Bedrock competes primarily with Azure OpenAI Service (Microsoft) and Google Vertex AI (Google Cloud).
| Feature | Amazon Bedrock | Azure OpenAI Service | Google Vertex AI |
|---|---|---|---|
| Model Providers | 10+ providers | Primarily OpenAI | Primarily Google (Gemini) + Model Garden |
| Approach | Multi-vendor marketplace | Deep OpenAI integration | Data-first, analytics-driven |
| RAG Support | Knowledge Bases (managed) | Azure AI Search integration | Vertex AI Search |
| Agent Framework | Bedrock Agents + AgentCore | Azure AI Agent Service | Vertex AI Agents |
| Safety Tools | Bedrock Guardrails | Content filtering + Responsible AI | Responsible AI toolkit |
| Pricing Model | Per-token, batch, flex, provisioned | Per-token, PTUs | Per-token, compute-hour |
| Ecosystem | AWS services integration | Microsoft/Office 365 integration | BigQuery, Dataflow integration |
| Multi-Agent | A2A protocol, supervisor agents | Agent orchestration | Agent Engine |
| Fine-Tuning | Supervised, continued pre-training, distillation, reinforcement | Supervised fine-tuning | Supervised, RLHF |
Bedrock's main advantage is breadth of model choice. While Azure centers on OpenAI's models and Vertex AI focuses on Google's Gemini family, Bedrock offers the widest selection of third-party providers in a single managed platform. For enterprises already invested in AWS infrastructure, Bedrock also provides the smoothest integration path [8].

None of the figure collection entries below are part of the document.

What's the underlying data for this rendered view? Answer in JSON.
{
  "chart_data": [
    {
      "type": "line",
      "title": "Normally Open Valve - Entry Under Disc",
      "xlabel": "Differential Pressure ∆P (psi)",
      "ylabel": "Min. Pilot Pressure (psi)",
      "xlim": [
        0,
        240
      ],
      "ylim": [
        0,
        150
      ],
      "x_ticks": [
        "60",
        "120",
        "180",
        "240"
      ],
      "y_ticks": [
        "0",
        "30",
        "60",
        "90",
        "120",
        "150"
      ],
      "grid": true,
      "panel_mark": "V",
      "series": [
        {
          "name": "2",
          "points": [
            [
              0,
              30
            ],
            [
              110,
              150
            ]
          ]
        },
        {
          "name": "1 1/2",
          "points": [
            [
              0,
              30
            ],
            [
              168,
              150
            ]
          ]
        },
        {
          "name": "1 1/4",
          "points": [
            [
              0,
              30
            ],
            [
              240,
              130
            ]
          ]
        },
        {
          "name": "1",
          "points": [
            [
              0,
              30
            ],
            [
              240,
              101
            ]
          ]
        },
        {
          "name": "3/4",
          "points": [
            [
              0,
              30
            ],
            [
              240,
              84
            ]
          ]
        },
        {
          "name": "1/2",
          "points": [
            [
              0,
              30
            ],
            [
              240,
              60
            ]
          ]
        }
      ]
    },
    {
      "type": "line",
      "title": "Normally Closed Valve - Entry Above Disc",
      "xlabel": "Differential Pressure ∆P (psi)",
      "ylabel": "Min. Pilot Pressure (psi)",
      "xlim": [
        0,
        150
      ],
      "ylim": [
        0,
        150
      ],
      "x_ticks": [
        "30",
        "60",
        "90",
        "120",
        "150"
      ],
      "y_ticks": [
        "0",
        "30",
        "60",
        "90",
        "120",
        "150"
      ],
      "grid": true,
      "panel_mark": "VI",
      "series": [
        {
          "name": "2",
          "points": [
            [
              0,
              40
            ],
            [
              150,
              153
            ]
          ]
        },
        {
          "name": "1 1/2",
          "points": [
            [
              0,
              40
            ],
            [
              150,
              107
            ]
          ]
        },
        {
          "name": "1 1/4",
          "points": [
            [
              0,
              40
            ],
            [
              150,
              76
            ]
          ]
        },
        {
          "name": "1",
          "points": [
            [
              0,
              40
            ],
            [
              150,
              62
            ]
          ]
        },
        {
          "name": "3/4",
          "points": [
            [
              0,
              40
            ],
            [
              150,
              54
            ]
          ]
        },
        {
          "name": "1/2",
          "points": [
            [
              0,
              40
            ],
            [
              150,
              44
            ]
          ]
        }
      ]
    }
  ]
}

For typical enterprise applications processing 10 to 50 million tokens monthly, Bedrock generally offers 15 to 25 percent lower costs than Azure, though Azure becomes more competitive at scale with reserved capacity [8]. Bedrock's Flex tier offers a unique advantage for latency-tolerant workloads, providing 50 percent discounts that have no direct equivalent in Azure or Vertex AI.

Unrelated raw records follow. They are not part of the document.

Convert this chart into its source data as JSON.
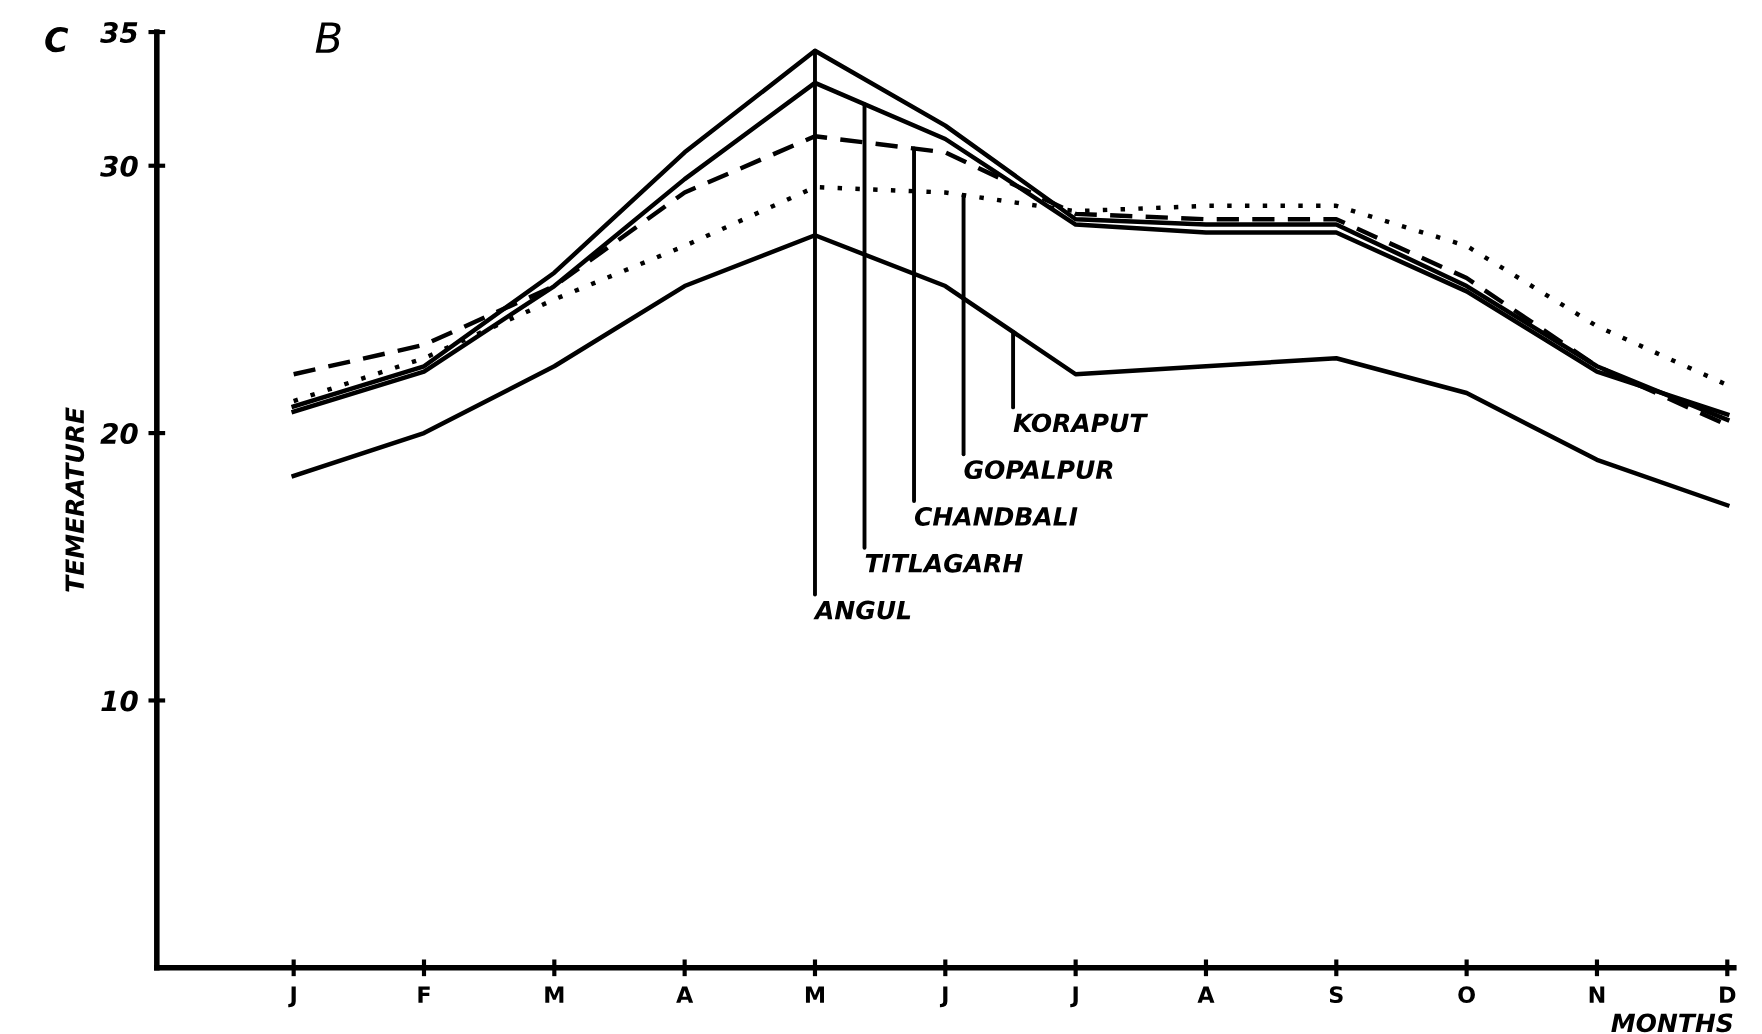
{
  "chart_data": {
    "type": "line",
    "title": "B",
    "xlabel": "MONTHS",
    "ylabel": "TEMERATURE",
    "annotations": [
      "C"
    ],
    "categories": [
      "J",
      "F",
      "M",
      "A",
      "M",
      "J",
      "J",
      "A",
      "S",
      "O",
      "N",
      "D"
    ],
    "ylim": [
      0,
      35
    ],
    "yticks": [
      10,
      20,
      30,
      35
    ],
    "grid": false,
    "legend": false,
    "marker": "none",
    "series": [
      {
        "name": "ANGUL",
        "color": "#000000",
        "line_style": "solid",
        "values": [
          21.0,
          22.5,
          26.0,
          30.5,
          34.3,
          31.5,
          28.0,
          27.8,
          27.8,
          25.5,
          22.5,
          20.5
        ]
      },
      {
        "name": "TITLAGARH",
        "color": "#000000",
        "line_style": "solid",
        "values": [
          20.8,
          22.3,
          25.5,
          29.5,
          33.1,
          31.0,
          27.8,
          27.5,
          27.5,
          25.3,
          22.3,
          20.7
        ]
      },
      {
        "name": "CHANDBALI",
        "color": "#000000",
        "line_style": "dashed",
        "values": [
          22.2,
          23.3,
          25.5,
          29.0,
          31.1,
          30.5,
          28.2,
          28.0,
          28.0,
          25.8,
          22.5,
          20.3
        ]
      },
      {
        "name": "GOPALPUR",
        "color": "#000000",
        "line_style": "dotted",
        "values": [
          21.2,
          22.8,
          25.0,
          27.0,
          29.2,
          29.0,
          28.3,
          28.5,
          28.5,
          27.0,
          24.0,
          21.8
        ]
      },
      {
        "name": "KORAPUT",
        "color": "#000000",
        "line_style": "solid",
        "values": [
          18.4,
          20.0,
          22.5,
          25.5,
          27.4,
          25.5,
          22.2,
          22.5,
          22.8,
          21.5,
          19.0,
          17.3
        ]
      }
    ]
  }
}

As of early 2026, Amazon Bedrock has grown into one of the most feature-rich AI platforms in the cloud market, powering generative AI for more than 100,000 organizations worldwide [10]. The addition of nearly 100 serverless models, including open-weight models from Google, NVIDIA, MiniMax, and Moonshot AI, has broadened its appeal beyond the initial set of providers [14]. The Nova 2 family positions Amazon's own models, with their one-million-token context windows and tiered reasoning, as competitive alternatives for agentic and reasoning tasks [3].
AWS has also invested heavily in agentic AI capabilities, with Bedrock Agents, AgentCore, and Flows forming the backbone of increasingly sophisticated multi-step AI workflows. The support for the A2A protocol reflects a commitment to interoperability in a market where enterprises often use multiple AI frameworks and providers. The platform's Guardrails feature has matured into a comprehensive responsible AI solution that addresses enterprise concerns about safety, hallucination, and compliance.
Looking ahead, AWS continues to expand regional availability, add new model providers, and deepen integration with the broader AWS ecosystem. Bedrock's position as a model-agnostic platform gives it a structural advantage in a market where model leadership shifts rapidly between providers.